E o filme funciona muito bem dentro dessas vertentes, por ser diferente, na simplicidade modular que o conduz, de dramas que tragam no bojo, temas de faroestes crepusculares (pois estamos vendo a decadência deste neo-vaqueiro). Todo drama crepuscular, por natureza, tem aura elegíaca, de canto fúnebre, de tristeza maior, mesmo quando discreto. O filme é assim, contrito, mas sua tristeza é muito mais uma espécie de crônica, de lamento não gritado, com seus enquadramentos de tela cheia e movimentos de câmera que não reforçam, por uma tensão plástica, e desnecessariamente, a dor que está no ar, pelo contrário, trazem até um tipo de alívio. Já começa que o fato de Howard rever a mãe depois de décadas, no que é um tipo de material que serviria a reencontro muito mais apelativo, até piegas, acontece em retomada de contato suave e não histérica – parece que ele não a via há duas semanas. O mesmo vale para toda a estruturação da narração, como a sequência de diversas cenas consecutivas passadas na rua do lado de fora de uma casa, forrada de tralhas jogadas pela janela, que termina em nova aparição de Sky (Sarah Polley, excepcional como sempre) para conversar com Howard.



Estrela Solitária consegue realizar uma série de operações difíceis com força miraculosa: retoma o projeto ético/estético de artista na sua relação com um país estrangeiro, e a relação que estabelece com a simbologia do lugar e a maneira como a reinterpreta; também representa o melhor trato de um dos temas centrais da obra desse criador (inflação imagética); um drama sobre crise de identidade, sobre como (re) fundar a própria existência, lidando pela experiência profissional praticada, com uma representação tão clara de um tipo de vida como é a de um cowboy; e uma obra de cinema que tece toda esse rede de significados com suavidade primorosa, nunca cedendo à morbidez dos excessos sentimentalóides.



Uma injustiçada obra-prima de Wenders, assim como também foi injustiçado o belo filme de conciliação pós 11/09 dele, Medo e Obsessão, que só chegou aos cinemas do Brasil depois deste aqui (embora fosse anterior, e tivesse passado na Mostra Internacional de Cinema de SP em 2004, e no Festival do Rio 2006).
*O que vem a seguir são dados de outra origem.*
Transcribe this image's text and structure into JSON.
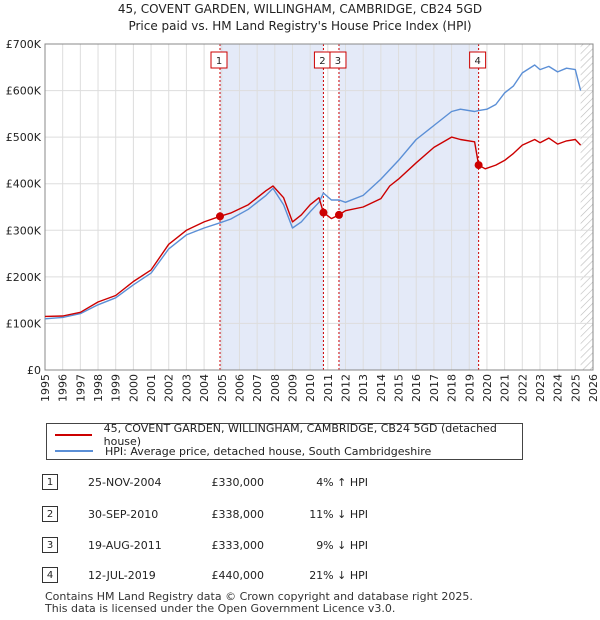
{
  "title_line1": "45, COVENT GARDEN, WILLINGHAM, CAMBRIDGE, CB24 5GD",
  "title_line2": "Price paid vs. HM Land Registry's House Price Index (HPI)",
  "colors": {
    "property": "#cc0000",
    "hpi": "#5b8fd6",
    "shade": "#e4eaf8",
    "grid": "#dddddd"
  },
  "chart_data": {
    "type": "line",
    "x_range": [
      1995,
      2026
    ],
    "y_range": [
      0,
      700000
    ],
    "y_ticks": [
      {
        "value": 0,
        "label": "£0"
      },
      {
        "value": 100000,
        "label": "£100K"
      },
      {
        "value": 200000,
        "label": "£200K"
      },
      {
        "value": 300000,
        "label": "£300K"
      },
      {
        "value": 400000,
        "label": "£400K"
      },
      {
        "value": 500000,
        "label": "£500K"
      },
      {
        "value": 600000,
        "label": "£600K"
      },
      {
        "value": 700000,
        "label": "£700K"
      }
    ],
    "x_ticks": [
      "1995",
      "1996",
      "1997",
      "1998",
      "1999",
      "2000",
      "2001",
      "2002",
      "2003",
      "2004",
      "2005",
      "2006",
      "2007",
      "2008",
      "2009",
      "2010",
      "2011",
      "2012",
      "2013",
      "2014",
      "2015",
      "2016",
      "2017",
      "2018",
      "2019",
      "2020",
      "2021",
      "2022",
      "2023",
      "2024",
      "2025",
      "2026"
    ],
    "shaded_ranges": [
      [
        2004.9,
        2010.75
      ],
      [
        2011.63,
        2019.53
      ]
    ],
    "hatch_from": 2025.3,
    "series": [
      {
        "name": "45, COVENT GARDEN, WILLINGHAM, CAMBRIDGE, CB24 5GD (detached house)",
        "points": [
          [
            1995,
            115000
          ],
          [
            1996,
            116000
          ],
          [
            1997,
            124000
          ],
          [
            1998,
            146000
          ],
          [
            1999,
            160000
          ],
          [
            2000,
            190000
          ],
          [
            2001,
            215000
          ],
          [
            2002,
            270000
          ],
          [
            2003,
            300000
          ],
          [
            2004,
            318000
          ],
          [
            2004.9,
            330000
          ],
          [
            2005.5,
            337000
          ],
          [
            2006.5,
            355000
          ],
          [
            2007.5,
            385000
          ],
          [
            2007.9,
            395000
          ],
          [
            2008.5,
            370000
          ],
          [
            2009,
            318000
          ],
          [
            2009.5,
            333000
          ],
          [
            2010,
            355000
          ],
          [
            2010.5,
            370000
          ],
          [
            2010.75,
            338000
          ],
          [
            2011.2,
            325000
          ],
          [
            2011.63,
            333000
          ],
          [
            2012,
            342000
          ],
          [
            2013,
            350000
          ],
          [
            2014,
            368000
          ],
          [
            2014.5,
            395000
          ],
          [
            2015,
            410000
          ],
          [
            2016,
            445000
          ],
          [
            2017,
            478000
          ],
          [
            2018,
            500000
          ],
          [
            2018.5,
            495000
          ],
          [
            2019.3,
            490000
          ],
          [
            2019.53,
            440000
          ],
          [
            2019.9,
            432000
          ],
          [
            2020.5,
            440000
          ],
          [
            2021,
            450000
          ],
          [
            2021.5,
            465000
          ],
          [
            2022,
            483000
          ],
          [
            2022.7,
            495000
          ],
          [
            2023,
            488000
          ],
          [
            2023.5,
            498000
          ],
          [
            2024,
            485000
          ],
          [
            2024.5,
            492000
          ],
          [
            2025,
            495000
          ],
          [
            2025.3,
            483000
          ]
        ]
      },
      {
        "name": "HPI: Average price, detached house, South Cambridgeshire",
        "points": [
          [
            1995,
            110000
          ],
          [
            1996,
            113000
          ],
          [
            1997,
            121000
          ],
          [
            1998,
            140000
          ],
          [
            1999,
            155000
          ],
          [
            2000,
            183000
          ],
          [
            2001,
            208000
          ],
          [
            2002,
            260000
          ],
          [
            2003,
            290000
          ],
          [
            2004,
            305000
          ],
          [
            2004.9,
            316000
          ],
          [
            2005.5,
            324000
          ],
          [
            2006.5,
            345000
          ],
          [
            2007.5,
            375000
          ],
          [
            2007.9,
            390000
          ],
          [
            2008.5,
            355000
          ],
          [
            2009,
            305000
          ],
          [
            2009.5,
            318000
          ],
          [
            2010,
            340000
          ],
          [
            2010.5,
            360000
          ],
          [
            2010.75,
            380000
          ],
          [
            2011.2,
            365000
          ],
          [
            2011.63,
            365000
          ],
          [
            2012,
            360000
          ],
          [
            2013,
            375000
          ],
          [
            2014,
            410000
          ],
          [
            2015,
            450000
          ],
          [
            2016,
            495000
          ],
          [
            2017,
            525000
          ],
          [
            2018,
            555000
          ],
          [
            2018.5,
            560000
          ],
          [
            2019.3,
            555000
          ],
          [
            2019.53,
            557000
          ],
          [
            2020,
            560000
          ],
          [
            2020.5,
            570000
          ],
          [
            2021,
            595000
          ],
          [
            2021.5,
            610000
          ],
          [
            2022,
            638000
          ],
          [
            2022.7,
            655000
          ],
          [
            2023,
            645000
          ],
          [
            2023.5,
            652000
          ],
          [
            2024,
            640000
          ],
          [
            2024.5,
            648000
          ],
          [
            2025,
            645000
          ],
          [
            2025.3,
            600000
          ]
        ]
      }
    ],
    "sales": [
      {
        "label": "1",
        "x": 2004.9,
        "y": 330000
      },
      {
        "label": "2",
        "x": 2010.75,
        "y": 338000
      },
      {
        "label": "3",
        "x": 2011.63,
        "y": 333000
      },
      {
        "label": "4",
        "x": 2019.53,
        "y": 440000
      }
    ]
  },
  "legend": {
    "property_label": "45, COVENT GARDEN, WILLINGHAM, CAMBRIDGE, CB24 5GD (detached house)",
    "hpi_label": "HPI: Average price, detached house, South Cambridgeshire"
  },
  "sales_table": [
    {
      "num": "1",
      "date": "25-NOV-2004",
      "price": "£330,000",
      "hpi": "4% ↑ HPI"
    },
    {
      "num": "2",
      "date": "30-SEP-2010",
      "price": "£338,000",
      "hpi": "11% ↓ HPI"
    },
    {
      "num": "3",
      "date": "19-AUG-2011",
      "price": "£333,000",
      "hpi": "9% ↓ HPI"
    },
    {
      "num": "4",
      "date": "12-JUL-2019",
      "price": "£440,000",
      "hpi": "21% ↓ HPI"
    }
  ],
  "footer_line1": "Contains HM Land Registry data © Crown copyright and database right 2025.",
  "footer_line2": "This data is licensed under the Open Government Licence v3.0."
}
Aliás, mais que conciliação, REconciliação, por mostrar com coragem incomum, como o fazer as pazes de dois lados, requer compreensão desmedida do outro (a), perdoando/aceitando nele o que nos parece mais degradante e/ou errado (a), isto sem que o artista abdique da simpatia por um desses lados – é lógico que ele admira a menina pacifista.



Para quem souber detectar, está claro: Wim Wenders voltou a ser o diretor importante que já foi.